Officials had always come and gone through the massive, englobing wall by matter transmitters. "Smarties couldn't find me though, when I was in my escape tunnel," he chortled, as he stretched out in the cave under the concrete. "They can walk through walls, but they couldn't find me." Then his tone became baleful. "The smarties'll never find me."
As James Ypsilanti chopped on the door next day, the carpenter stood cheerily watching.

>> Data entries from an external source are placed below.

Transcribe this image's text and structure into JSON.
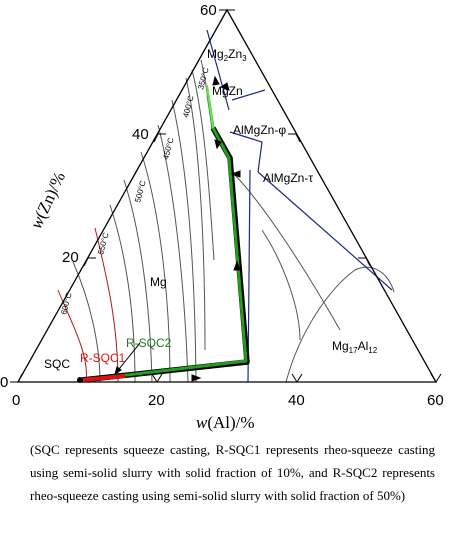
{
  "axes": {
    "x_label_w": "w",
    "x_label_rest": "(Al)/%",
    "y_label_w": "w",
    "y_label_rest": "(Zn)/%",
    "x_ticks": [
      "0",
      "20",
      "40",
      "60"
    ],
    "y_ticks": [
      "0",
      "20",
      "40",
      "60"
    ]
  },
  "phases": {
    "mg2zn3": "Mg2Zn3",
    "mgzn": "MgZn",
    "phi": "AlMgZn-φ",
    "tau": "AlMgZn-τ",
    "mg": "Mg",
    "mg17al12": "Mg17Al12"
  },
  "isotherms": [
    "600°C",
    "550°C",
    "500°C",
    "450°C",
    "400°C",
    "350°C"
  ],
  "paths": {
    "sqc": "SQC",
    "rsqc1": "R-SQC1",
    "rsqc2": "R-SQC2"
  },
  "colors": {
    "boundary": "#1a2a8a",
    "isotherm_hot": "#b01818",
    "isotherm": "#333333",
    "path_green": "#1f9e1f",
    "path_red": "#e01010",
    "path_black": "#000000"
  },
  "caption": "(SQC represents squeeze casting, R-SQC1 represents rheo-squeeze casting using semi-solid slurry with solid fraction of 10%, and R-SQC2 represents rheo-squeeze casting using semi-solid slurry with solid fraction of 50%)"
}
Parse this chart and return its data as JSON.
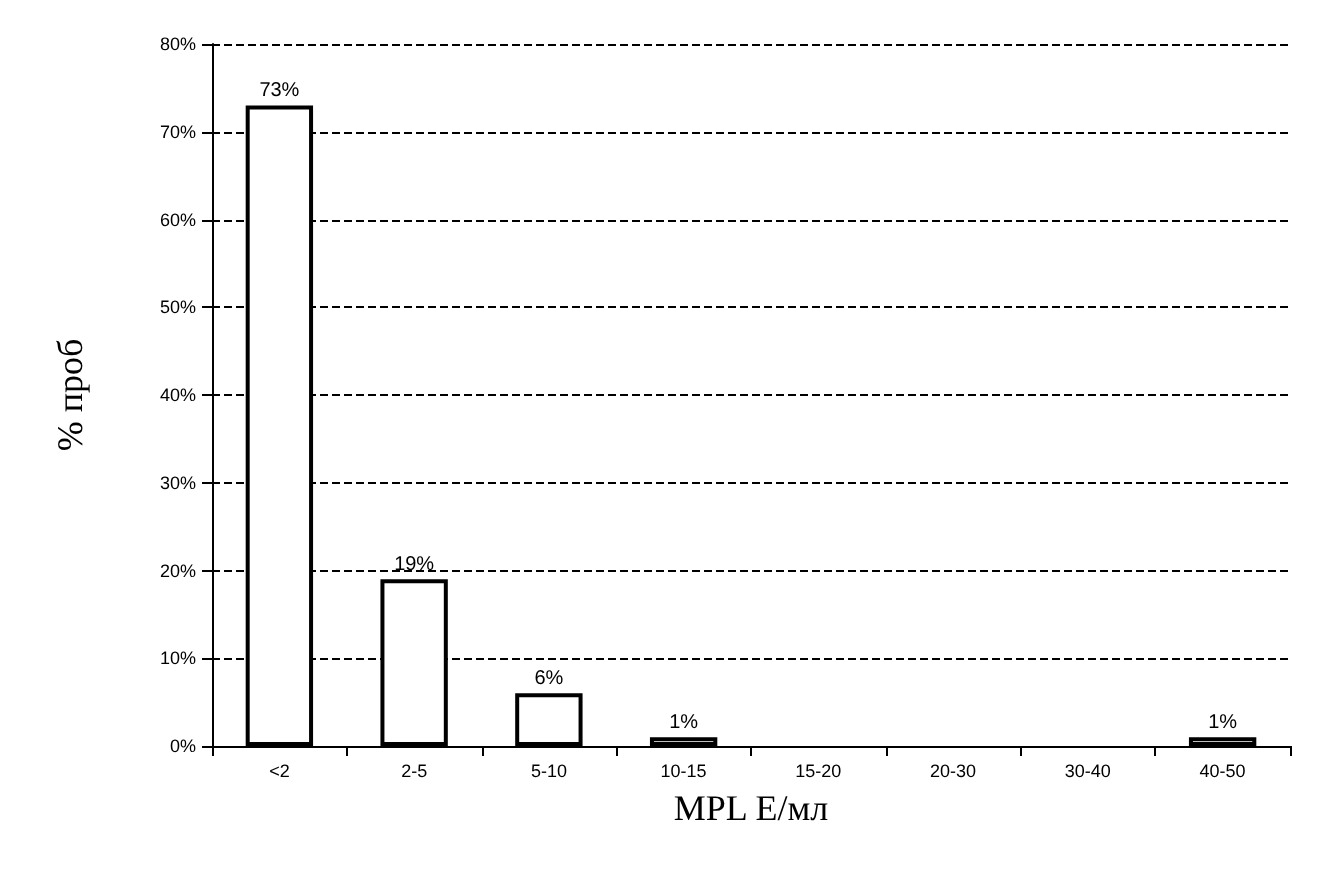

"Carpenter, why don't you fix the damn heating plant? Then I wouldn't have to be chopping up your doors all the time to keep warm."
"I am a carpenter, Jim, not a heat-plant fixer, as you well know from our previous negotiations on the subject."
"What will you do, carpenter, when I have used up all your doors?" the convict jibed.
"Why, Jim, we will have to send out for some more," the carpenter answered condescendingly.
"Still, I wish you would let me work on that heat plant," urged Ypsilanti. "I might fix it."